Step 3: Obtain the RN licensure

After completing a recognized nursing program, you are eligible to take the National Council Licensure Examination for Registered Nurses, which will certify your ability to practice. You can begin working as a licensed RN once you have passed the exam and satisfied the requirements of the state board of licensure.

Step 4. Acquire experience

To work as a surgical nurse, you often need to show that you have at least a year of work experience. You can accomplish this while enrolled in a master’s degree program, but you can also enrol in a vocational course of study in the hospital or surgical facility where you already work. The majority of surgical nurses learn on the job from their employers. The duration of this training could range from a few weeks to a few months, and it might involve practising skills, shadowing other nurses, and doing tasks under close supervision.

Step 5. Acquire certification

After gaining relevant experience in medical surgical nursing, you can pursue additional certification to set yourself apart from other candidates on the job market. Alternatively, surgical nurses can take the National Certification Examination for Nurse Anesthetists after completing the CNA program to earn a certain certification. Although this certification is optional, it may be advantageous when applying for jobs or promotions. There are three pertinent certifications: CNOR certification, Certified Nurse First Assistant certification and Certified Medical-Surgical Registered Nurse certification.

 

Where to Work as a Surgical Nurse

Operating rooms, also known as surgical suites, are where surgical nurses perform their work. Also, they frequently work in hospital departments like the recovery sections, and medical-surgical care units (both inpatient and outpatient). They furthermore work at outpatient facilities, clinics, ambulatory surgery centres, day surgeries, and doctor’s offices. Generally speaking, the office is spotless, well-lit, and ventilated. However, due to the volume of individuals in the operating room and the technology being utilized, it can be noisy. In-depth collaboration between surgical nurses, anesthesiologists, and other surgical team members is common.

 

Surgical Nurse Salary Scale

The amount that surgical nurses are paid varies according to their degree of training and experience, the size of the hospital or medical centre where they work, and the location of their place of employment.
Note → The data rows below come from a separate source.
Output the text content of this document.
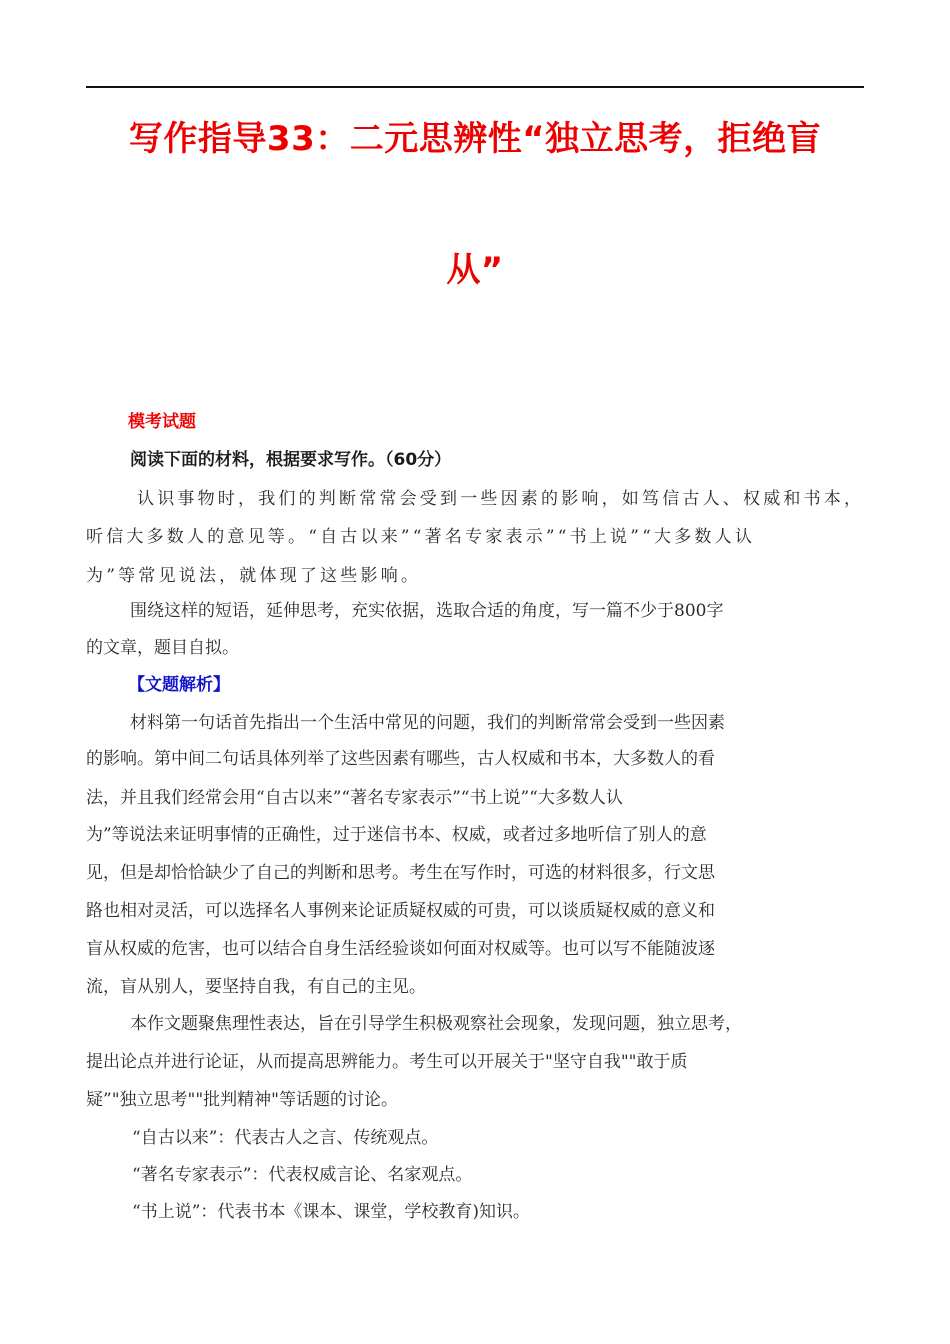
写作指导33：二元思辨性“独立思考，拒绝盲
从”
模考试题
阅读下面的材料，根据要求写作。（60分）
认识事物时，我们的判断常常会受到一些因素的影响，如笃信古人、权威和书本，
听信大多数人的意见等。“自古以来”“著名专家表示”“书上说”“大多数人认
为”等常见说法，就体现了这些影响。
围绕这样的短语，延伸思考，充实依据，选取合适的角度，写一篇不少于800字
的文章，题目自拟。
【文题解析】
材料第一句话首先指出一个生活中常见的问题，我们的判断常常会受到一些因素
的影响。第中间二句话具体列举了这些因素有哪些，古人权威和书本，大多数人的看
法，并且我们经常会用“自古以来”“著名专家表示”“书上说”“大多数人认
为”等说法来证明事情的正确性，过于迷信书本、权威，或者过多地听信了别人的意
见，但是却恰恰缺少了自己的判断和思考。考生在写作时，可选的材料很多，行文思
路也相对灵活，可以选择名人事例来论证质疑权威的可贵，可以谈质疑权威的意义和
盲从权威的危害，也可以结合自身生活经验谈如何面对权威等。也可以写不能随波逐
流，盲从别人，要坚持自我，有自己的主见。
本作文题聚焦理性表达，旨在引导学生积极观察社会现象，发现问题，独立思考，
提出论点并进行论证，从而提高思辨能力。考生可以开展关于"坚守自我""敢于质
疑”"独立思考""批判精神"等话题的讨论。
“自古以来”：代表古人之言、传统观点。
“著名专家表示”：代表权威言论、名家观点。
“书上说”：代表书本《课本、课堂，学校教育)知识。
The average surgical nurse earning in the US is $60,831 per year, or $32.14 per hour, according to payscale.com. Salary rises with experience, as it does in most nursing occupations.

A surgical nurse in Nigeria typically earns around 265,000 NGN per month. The typical salary range, which includes housing, transportation, and other amenities, is 133,000 to 411,000 NGN. Call Duty Allowance, Specialist Allowance, Shift Duty Allowance, Clinical Duty Allowance, Teaching Allowance, and Non-Clinical Duty Allowance are just a few of the rewards and allowances available to surgical nurses.